Last night I had one of those maddening Facebook arguments– I’d like to think it was a debate, but it was probably just an argument–that illustrate just how pervasive conservative ideas have become. The key phrase was, “some people are just not meant for college.” A few hundred years ago that was the exact phrase used to justify keeping everyone in the political dark except for white men with property. Now it’s become one of those falsely “hard-nosed” phrases that certain otherwise liberal people use to sound “realistic” and “pragmatic.” We’d love a world in which college is affordable for all but “some people are just not meant for college.” Is it just genetics?
It’s nonsense, of course. Even as recently as fifteen years ago no one who considered themselves liberal, much less progressive, would ever say such a thing; the echos of the long history o discrimination and eugenics were too strong. Years of conservative marketing, though, seems to have wiped out the semantic common sense that sends up alarms when something like this pops up. It’s also a problem of our American ignorance about socioeconomic class and our increasingly distorted self-image as a culture that encourages equality and mobility. At one moment we seem to be moving towards an understanding that inequity is a result of policy, and then the insight fades again.

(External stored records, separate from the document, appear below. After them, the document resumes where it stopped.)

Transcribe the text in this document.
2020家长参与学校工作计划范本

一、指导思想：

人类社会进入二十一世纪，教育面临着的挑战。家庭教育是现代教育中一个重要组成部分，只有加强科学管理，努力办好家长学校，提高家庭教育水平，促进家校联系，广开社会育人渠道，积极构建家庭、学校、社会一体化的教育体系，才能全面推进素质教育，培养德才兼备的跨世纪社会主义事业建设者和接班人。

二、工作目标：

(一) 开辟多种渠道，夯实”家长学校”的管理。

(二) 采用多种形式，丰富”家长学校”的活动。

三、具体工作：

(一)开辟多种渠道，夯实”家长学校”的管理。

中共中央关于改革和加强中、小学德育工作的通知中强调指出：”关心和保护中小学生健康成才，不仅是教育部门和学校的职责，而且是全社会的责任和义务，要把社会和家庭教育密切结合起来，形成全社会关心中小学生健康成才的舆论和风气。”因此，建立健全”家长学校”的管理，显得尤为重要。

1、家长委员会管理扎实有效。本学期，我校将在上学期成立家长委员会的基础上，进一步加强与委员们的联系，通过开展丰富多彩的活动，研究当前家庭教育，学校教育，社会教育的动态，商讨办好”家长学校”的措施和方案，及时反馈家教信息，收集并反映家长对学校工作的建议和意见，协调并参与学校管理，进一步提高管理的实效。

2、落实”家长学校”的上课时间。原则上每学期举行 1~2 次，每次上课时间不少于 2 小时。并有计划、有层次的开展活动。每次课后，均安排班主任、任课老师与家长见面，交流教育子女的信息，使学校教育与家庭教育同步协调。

These were my brood-y dark thoughts as I read, “For class warfare, there’s the 1%, and then there’s the 0.1%,” by Henry Banta on the Nieman Watchdog website. Underneath the persuasive conservative rhetoric– especially tropes like “some people are just not meant for college”– lies a reality that seems nearly inaccessible to what might be called the political common sense of the United States. We’ve– using “we” in the loosest sense–created a profoundly unequal society that concentrates wealth in a deeply alarming and unprecedented fashion. That’s hard to stomach so we respond by creating a kind of naturalized fantasy to explain the results. It “those people” again.